The European Commission is set to allow Italy to spend a portion of its EUR191.5 billion in funds under the NextGenerationEU programme beyond the 2026 time limit an Italian source close to the governing coalition told MNI, adding that the exception would only be made for some projects managed by publicly-owned companies.

Around EUR37 billion of Italy’s NextGenEU allocations are being managed by public companies including railway company Rete Ferroviaria Italiana, telecommunications company Infratel and energy group Enel, with hundreds of projects in danger of dragging on beyond 2026.

While until now officials have indicated that 2026 is a hard deadline for use of the funds, a Commission spokesperson told MNI that existing Recovery and Resilience Facility rules allow for a “re-flow” or re-use of leftover RRF resources after 2026 under certain conditions. The EC will even help states identify projects where this flexibility can be applied, the spokesperson said.

Many EU member states have struggled to quickly spend money made available under the huge programme enacted in response to the Covid pandemic, given the given the tight timetable and challenges arising from surging prices of raw materials which left initial budgeting estimations outdated.

Portugal unsuccessfully made a request several months ago for an extension of the 2026 limit, while Italy and Spain, the second-biggest NextGenEU beneficiary with EUR163 billion allotted, made a common push for the same objective.


Given that Italy is currently locked in complicated negotiations with Brussels to overhaul the National Recovery Plan used as a basis for NextGenEU, it is still not possible to identify which projects would benefit from an extension, the Italian official said. (See MNI: Italy Seeks To Avoid More NextGenEU Payment Delays)

Only big projects would be allowed to benefit from what the source called a “loophole in RRF regulation” allowing for disbursements in 2026 of funds to be spent later. Italy will still have to enact economic reforms promised under its plan, together with meeting other conditions, the official said.
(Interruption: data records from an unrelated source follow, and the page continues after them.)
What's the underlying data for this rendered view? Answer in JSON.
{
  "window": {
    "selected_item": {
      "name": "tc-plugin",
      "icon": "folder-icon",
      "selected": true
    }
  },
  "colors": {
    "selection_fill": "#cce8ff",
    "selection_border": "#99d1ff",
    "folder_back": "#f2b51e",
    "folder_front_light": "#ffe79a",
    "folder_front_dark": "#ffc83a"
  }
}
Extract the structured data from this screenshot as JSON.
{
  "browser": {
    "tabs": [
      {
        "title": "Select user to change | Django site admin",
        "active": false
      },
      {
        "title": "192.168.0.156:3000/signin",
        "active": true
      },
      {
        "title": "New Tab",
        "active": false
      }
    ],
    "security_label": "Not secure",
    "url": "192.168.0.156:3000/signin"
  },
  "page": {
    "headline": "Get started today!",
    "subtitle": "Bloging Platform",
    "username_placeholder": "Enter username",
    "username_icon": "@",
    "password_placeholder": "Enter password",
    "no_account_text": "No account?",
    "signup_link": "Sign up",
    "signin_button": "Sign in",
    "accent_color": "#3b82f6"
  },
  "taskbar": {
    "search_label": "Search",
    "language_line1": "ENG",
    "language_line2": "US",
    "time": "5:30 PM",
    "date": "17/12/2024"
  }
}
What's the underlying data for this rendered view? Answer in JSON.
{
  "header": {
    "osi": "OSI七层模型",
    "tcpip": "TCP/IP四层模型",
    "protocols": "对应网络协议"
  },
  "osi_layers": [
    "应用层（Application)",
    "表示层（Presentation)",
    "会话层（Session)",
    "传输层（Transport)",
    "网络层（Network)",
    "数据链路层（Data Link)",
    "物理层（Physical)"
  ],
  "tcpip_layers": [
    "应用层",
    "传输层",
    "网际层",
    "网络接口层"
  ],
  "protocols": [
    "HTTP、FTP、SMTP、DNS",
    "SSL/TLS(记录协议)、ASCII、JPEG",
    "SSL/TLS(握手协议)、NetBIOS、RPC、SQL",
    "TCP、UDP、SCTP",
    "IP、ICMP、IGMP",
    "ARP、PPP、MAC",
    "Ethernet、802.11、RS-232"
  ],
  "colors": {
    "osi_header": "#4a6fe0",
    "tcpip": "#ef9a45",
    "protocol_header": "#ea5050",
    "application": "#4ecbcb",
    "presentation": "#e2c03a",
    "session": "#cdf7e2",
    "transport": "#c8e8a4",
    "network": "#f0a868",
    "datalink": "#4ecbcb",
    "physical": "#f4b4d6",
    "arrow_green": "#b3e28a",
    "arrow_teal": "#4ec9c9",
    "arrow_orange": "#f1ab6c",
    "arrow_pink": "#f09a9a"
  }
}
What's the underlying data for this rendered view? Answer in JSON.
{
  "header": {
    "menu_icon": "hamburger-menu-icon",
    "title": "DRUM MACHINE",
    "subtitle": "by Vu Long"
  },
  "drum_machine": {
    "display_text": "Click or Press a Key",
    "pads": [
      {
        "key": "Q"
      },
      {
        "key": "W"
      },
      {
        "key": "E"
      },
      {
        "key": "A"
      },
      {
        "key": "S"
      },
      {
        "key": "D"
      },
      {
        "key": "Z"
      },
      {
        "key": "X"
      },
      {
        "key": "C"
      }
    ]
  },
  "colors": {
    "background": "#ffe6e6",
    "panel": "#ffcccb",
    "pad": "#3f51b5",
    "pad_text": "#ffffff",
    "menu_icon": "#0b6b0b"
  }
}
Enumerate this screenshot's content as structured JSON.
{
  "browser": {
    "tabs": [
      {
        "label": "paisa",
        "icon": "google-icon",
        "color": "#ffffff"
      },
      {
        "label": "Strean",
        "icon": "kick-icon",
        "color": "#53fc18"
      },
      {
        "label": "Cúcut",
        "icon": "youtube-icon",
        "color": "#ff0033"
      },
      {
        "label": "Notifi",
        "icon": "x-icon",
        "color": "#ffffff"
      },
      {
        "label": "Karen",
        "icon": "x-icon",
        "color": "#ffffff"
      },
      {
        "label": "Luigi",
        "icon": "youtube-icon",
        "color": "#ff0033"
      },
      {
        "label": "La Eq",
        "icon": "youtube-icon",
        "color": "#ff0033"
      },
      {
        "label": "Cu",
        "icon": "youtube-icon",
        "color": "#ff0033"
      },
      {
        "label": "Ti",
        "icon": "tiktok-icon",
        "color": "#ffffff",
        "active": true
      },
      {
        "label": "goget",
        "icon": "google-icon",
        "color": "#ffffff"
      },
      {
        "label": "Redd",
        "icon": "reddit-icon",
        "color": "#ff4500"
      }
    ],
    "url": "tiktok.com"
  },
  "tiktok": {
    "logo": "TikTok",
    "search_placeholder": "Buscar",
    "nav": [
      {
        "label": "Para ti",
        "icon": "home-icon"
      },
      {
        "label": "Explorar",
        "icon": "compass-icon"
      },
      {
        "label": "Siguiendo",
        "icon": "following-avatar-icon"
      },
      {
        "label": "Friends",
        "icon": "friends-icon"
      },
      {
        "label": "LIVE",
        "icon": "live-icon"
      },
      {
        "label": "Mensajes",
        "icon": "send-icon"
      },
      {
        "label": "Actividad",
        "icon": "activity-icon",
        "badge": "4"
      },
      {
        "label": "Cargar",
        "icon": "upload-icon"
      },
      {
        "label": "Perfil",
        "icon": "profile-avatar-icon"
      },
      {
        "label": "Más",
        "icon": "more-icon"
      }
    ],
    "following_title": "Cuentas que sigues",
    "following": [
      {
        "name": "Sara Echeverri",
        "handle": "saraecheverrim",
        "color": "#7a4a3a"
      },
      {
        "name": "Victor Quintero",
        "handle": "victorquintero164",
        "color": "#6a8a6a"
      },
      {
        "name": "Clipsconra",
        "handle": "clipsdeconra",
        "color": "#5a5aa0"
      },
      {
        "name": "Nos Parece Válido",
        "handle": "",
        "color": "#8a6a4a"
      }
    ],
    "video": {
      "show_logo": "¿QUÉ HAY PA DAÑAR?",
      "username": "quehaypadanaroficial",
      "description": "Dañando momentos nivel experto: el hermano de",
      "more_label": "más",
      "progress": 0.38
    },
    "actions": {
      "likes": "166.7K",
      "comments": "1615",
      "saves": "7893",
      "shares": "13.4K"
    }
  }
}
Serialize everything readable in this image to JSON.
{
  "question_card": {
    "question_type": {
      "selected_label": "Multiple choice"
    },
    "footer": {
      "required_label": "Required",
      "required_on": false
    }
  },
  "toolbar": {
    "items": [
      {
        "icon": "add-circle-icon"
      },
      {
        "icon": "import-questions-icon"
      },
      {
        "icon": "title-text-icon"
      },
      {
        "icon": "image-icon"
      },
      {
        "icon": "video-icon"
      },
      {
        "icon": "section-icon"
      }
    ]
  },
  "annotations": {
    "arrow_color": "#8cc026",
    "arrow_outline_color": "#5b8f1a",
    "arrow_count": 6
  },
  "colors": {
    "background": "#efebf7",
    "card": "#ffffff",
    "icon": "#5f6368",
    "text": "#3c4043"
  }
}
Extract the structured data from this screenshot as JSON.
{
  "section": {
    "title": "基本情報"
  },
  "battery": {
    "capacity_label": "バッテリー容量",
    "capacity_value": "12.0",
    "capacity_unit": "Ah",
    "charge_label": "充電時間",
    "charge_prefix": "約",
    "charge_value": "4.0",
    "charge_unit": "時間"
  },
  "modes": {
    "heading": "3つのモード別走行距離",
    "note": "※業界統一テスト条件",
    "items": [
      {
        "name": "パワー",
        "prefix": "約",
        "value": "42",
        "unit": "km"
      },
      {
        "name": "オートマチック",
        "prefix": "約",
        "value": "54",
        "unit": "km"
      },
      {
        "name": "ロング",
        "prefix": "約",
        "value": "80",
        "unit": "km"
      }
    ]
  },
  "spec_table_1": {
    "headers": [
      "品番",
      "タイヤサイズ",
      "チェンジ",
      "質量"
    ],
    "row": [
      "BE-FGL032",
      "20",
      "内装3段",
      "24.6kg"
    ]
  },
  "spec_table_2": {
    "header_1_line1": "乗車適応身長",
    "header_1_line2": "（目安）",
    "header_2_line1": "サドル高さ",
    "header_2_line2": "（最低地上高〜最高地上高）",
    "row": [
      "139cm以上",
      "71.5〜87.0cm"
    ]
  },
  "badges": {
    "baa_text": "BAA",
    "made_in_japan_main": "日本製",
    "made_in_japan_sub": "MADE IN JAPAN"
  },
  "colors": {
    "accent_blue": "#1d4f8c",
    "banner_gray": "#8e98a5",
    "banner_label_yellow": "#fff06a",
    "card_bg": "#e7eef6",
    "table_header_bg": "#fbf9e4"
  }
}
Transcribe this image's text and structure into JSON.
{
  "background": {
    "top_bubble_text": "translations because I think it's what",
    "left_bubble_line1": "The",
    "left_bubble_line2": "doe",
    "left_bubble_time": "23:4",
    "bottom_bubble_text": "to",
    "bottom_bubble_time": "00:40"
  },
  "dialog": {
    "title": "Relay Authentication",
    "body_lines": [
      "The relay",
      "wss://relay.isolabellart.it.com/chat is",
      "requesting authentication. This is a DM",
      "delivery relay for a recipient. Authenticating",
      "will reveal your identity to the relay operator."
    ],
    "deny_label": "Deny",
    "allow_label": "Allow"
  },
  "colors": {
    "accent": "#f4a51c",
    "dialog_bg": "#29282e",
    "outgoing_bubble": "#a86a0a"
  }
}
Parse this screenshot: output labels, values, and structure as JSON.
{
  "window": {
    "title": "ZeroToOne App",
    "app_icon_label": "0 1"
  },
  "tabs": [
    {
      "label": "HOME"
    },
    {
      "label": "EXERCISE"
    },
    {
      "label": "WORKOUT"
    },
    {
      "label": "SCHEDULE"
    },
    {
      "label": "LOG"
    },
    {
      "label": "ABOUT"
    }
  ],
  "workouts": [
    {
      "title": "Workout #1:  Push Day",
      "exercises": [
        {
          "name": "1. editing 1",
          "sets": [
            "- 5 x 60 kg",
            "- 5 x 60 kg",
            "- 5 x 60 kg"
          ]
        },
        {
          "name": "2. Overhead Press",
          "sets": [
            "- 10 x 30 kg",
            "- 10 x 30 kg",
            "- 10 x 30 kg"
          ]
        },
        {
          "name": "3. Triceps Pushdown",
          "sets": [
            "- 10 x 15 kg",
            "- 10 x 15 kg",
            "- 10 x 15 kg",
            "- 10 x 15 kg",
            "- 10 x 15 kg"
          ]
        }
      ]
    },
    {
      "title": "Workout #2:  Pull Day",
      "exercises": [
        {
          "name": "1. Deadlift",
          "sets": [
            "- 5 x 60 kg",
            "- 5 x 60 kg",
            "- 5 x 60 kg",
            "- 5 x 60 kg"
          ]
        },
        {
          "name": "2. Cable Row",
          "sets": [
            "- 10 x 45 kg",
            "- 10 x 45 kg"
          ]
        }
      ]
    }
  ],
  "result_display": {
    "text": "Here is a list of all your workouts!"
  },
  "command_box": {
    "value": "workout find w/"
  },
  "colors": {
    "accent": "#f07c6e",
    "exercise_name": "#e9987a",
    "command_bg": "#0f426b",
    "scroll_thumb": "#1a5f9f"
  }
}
Companies benefitting from this exception will also have to provide evidence, via tender information and programmed starting dates for works, that the money is set to be spent as originally envisaged after unavoidable delays. The government should also have ceded control of the projects to the companies, in order to ensure they are free of political interference.

The European Commission has so far disbursed EUR85.4 billion to Italy under NextGenEU, but after excluding pre-financing, which can still be clawed back if milestones and targets are not met, the total is only EUR60.5 billion, less than a third of the total amount due to the country. Its revised Recovery Plan submitted to Brussels in August amends 144 measures worth EUR16.5 billion.